A Pakistani intelligence source said no one from the CIA or any other U.S. agency had asked to question Patek.
U.S. officials say they expect the CIA will be given access to intelligence gleaned from Indonesia's interrogations of Patek, and may even be allowed to sit in and provide guidance, given the close ties between U.S. and Indonesian counter-terrorism officials.
But that is not the same as controlling the questioning, critics say. “Having access to someone in someone else's custody is never the same as setting the conditions of their interrogation,” said a congressional aide who is briefed on intelligence issues but who was not authorized to speak publicly.

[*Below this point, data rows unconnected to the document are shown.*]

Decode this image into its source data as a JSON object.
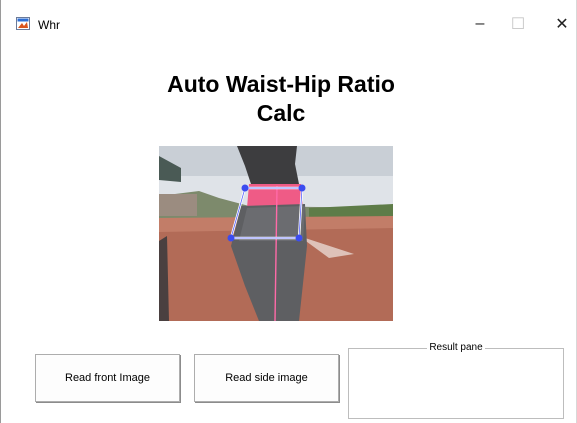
{
  "window": {
    "title": "Whr",
    "controls": [
      "minimize",
      "maximize",
      "close"
    ],
    "control_glyphs": {
      "minimize": "–",
      "maximize": "☐",
      "close": "✕"
    }
  },
  "main": {
    "heading_line1": "Auto Waist-Hip Ratio",
    "heading_line2": "Calc",
    "image_semantics": "photo-of-person-side-view-with-waist-hip-quadrilateral-overlay"
  },
  "buttons": {
    "read_front": "Read front Image",
    "read_side": "Read side image"
  },
  "result_pane": {
    "title": "Result pane",
    "content": ""
  },
  "colors": {
    "overlay_line": "#ffffff",
    "overlay_points": "#3b4cf0",
    "track": "#b56a55",
    "sky": "#e2e6ea"
  }
}
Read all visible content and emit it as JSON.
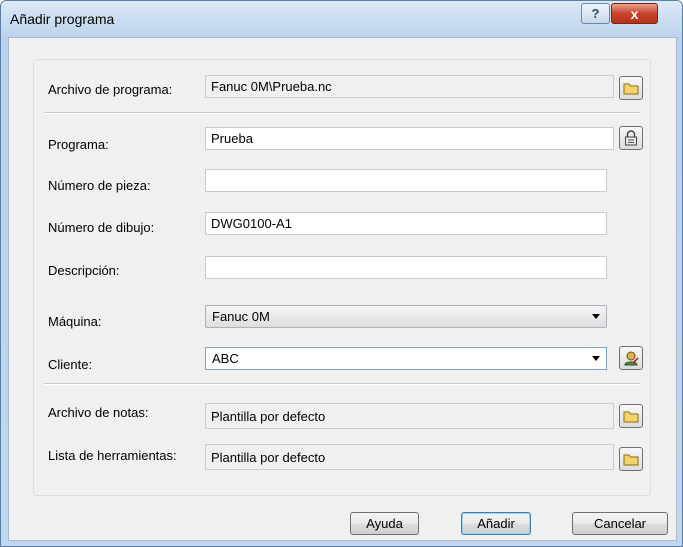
{
  "window": {
    "title": "Añadir programa",
    "help_glyph": "?",
    "close_glyph": "x"
  },
  "fields": {
    "archivo_programa": {
      "label": "Archivo de programa:",
      "value": "Fanuc 0M\\Prueba.nc"
    },
    "programa": {
      "label": "Programa:",
      "value": "Prueba"
    },
    "numero_pieza": {
      "label": "Número de pieza:",
      "value": ""
    },
    "numero_dibujo": {
      "label": "Número de dibujo:",
      "value": "DWG0100-A1"
    },
    "descripcion": {
      "label": "Descripción:",
      "value": ""
    },
    "maquina": {
      "label": "Máquina:",
      "value": "Fanuc 0M"
    },
    "cliente": {
      "label": "Cliente:",
      "value": "ABC"
    },
    "archivo_notas": {
      "label": "Archivo de notas:",
      "value": "Plantilla por defecto"
    },
    "lista_herramientas": {
      "label": "Lista de herramientas:",
      "value": "Plantilla por defecto"
    }
  },
  "buttons": {
    "help": "Ayuda",
    "add": "Añadir",
    "cancel": "Cancelar"
  },
  "icons": {
    "browse": "folder-icon",
    "lock": "lock-icon",
    "customer": "customer-icon"
  },
  "colors": {
    "titlebar": "#bcd3ec",
    "dialog_bg": "#f0f0f0",
    "close": "#c8442c",
    "folder": "#f2d46a"
  }
}
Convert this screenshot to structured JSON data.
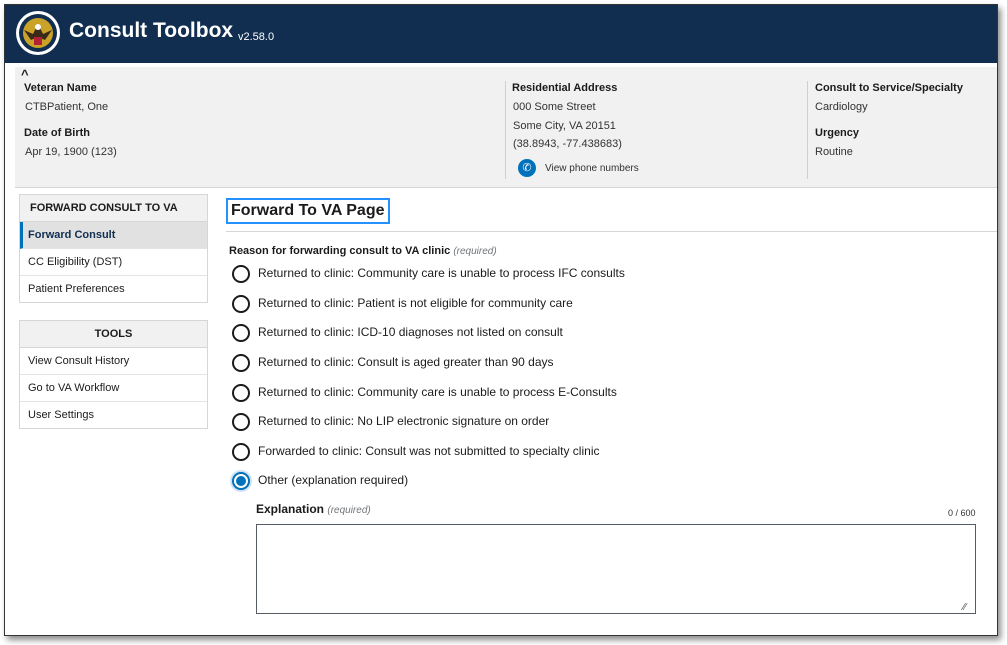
{
  "header": {
    "app_title": "Consult Toolbox",
    "version": "v2.58.0",
    "bg_color": "#112e51"
  },
  "banner": {
    "collapse_icon": "chevron-up-icon",
    "veteran_name_label": "Veteran Name",
    "veteran_name": "CTBPatient, One",
    "dob_label": "Date of Birth",
    "dob": "Apr 19, 1900 (123)",
    "address_label": "Residential Address",
    "address_line1": "000 Some Street",
    "address_line2": "Some City, VA 20151",
    "address_coords": "(38.8943, -77.438683)",
    "phone_link": "View phone numbers",
    "service_label": "Consult to Service/Specialty",
    "service": "Cardiology",
    "urgency_label": "Urgency",
    "urgency": "Routine"
  },
  "sidebar": {
    "forward_section": {
      "heading": "FORWARD CONSULT TO VA",
      "items": [
        {
          "label": "Forward Consult",
          "active": true
        },
        {
          "label": "CC Eligibility (DST)",
          "active": false
        },
        {
          "label": "Patient Preferences",
          "active": false
        }
      ]
    },
    "tools_section": {
      "heading": "TOOLS",
      "items": [
        {
          "label": "View Consult History"
        },
        {
          "label": "Go to VA Workflow"
        },
        {
          "label": "User Settings"
        }
      ]
    }
  },
  "main": {
    "page_title": "Forward To VA Page",
    "reason_legend": "Reason for forwarding consult to VA clinic",
    "required_text": "(required)",
    "options": [
      {
        "label": "Returned to clinic: Community care is unable to process IFC consults",
        "checked": false
      },
      {
        "label": "Returned to clinic: Patient is not eligible for community care",
        "checked": false
      },
      {
        "label": "Returned to clinic: ICD-10 diagnoses not listed on consult",
        "checked": false
      },
      {
        "label": "Returned to clinic: Consult is aged greater than 90 days",
        "checked": false
      },
      {
        "label": "Returned to clinic: Community care is unable to process E-Consults",
        "checked": false
      },
      {
        "label": "Returned to clinic: No LIP electronic signature on order",
        "checked": false
      },
      {
        "label": "Forwarded to clinic: Consult was not submitted to specialty clinic",
        "checked": false
      },
      {
        "label": "Other (explanation required)",
        "checked": true
      }
    ],
    "explanation_label": "Explanation",
    "explanation_required": "(required)",
    "char_count": "0 / 600",
    "explanation_value": ""
  },
  "colors": {
    "accent": "#0071bb",
    "focus": "#2491ff",
    "banner_bg": "#f1f1f1"
  }
}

Senior Republican lawmakers say the U.S. may be giving up valuable intelligence by not acting more aggressively to detain and question suspects captured overseas.
“It is a shame that our administration has made the decision to defer to others to pursue the detention and interrogation of our enemies,” said Sen. Saxby Chambliss of Georgia, ranking Republican on the Senate Intelligence Committee. “Now we'll have to rely on a foreign government to grant us access to this terrorist to obtain vital intelligence, if we're lucky.”
Rep. Mike Rogers (R-Mich.), who chairs the House Intelligence Committee, said: “The tangled mess of legal and policy issues surrounding detention right now makes it very difficult, if not impossible, to gain complete access for questioning. This forces us to work through the host country, which is not always optimal for a number of reasons.”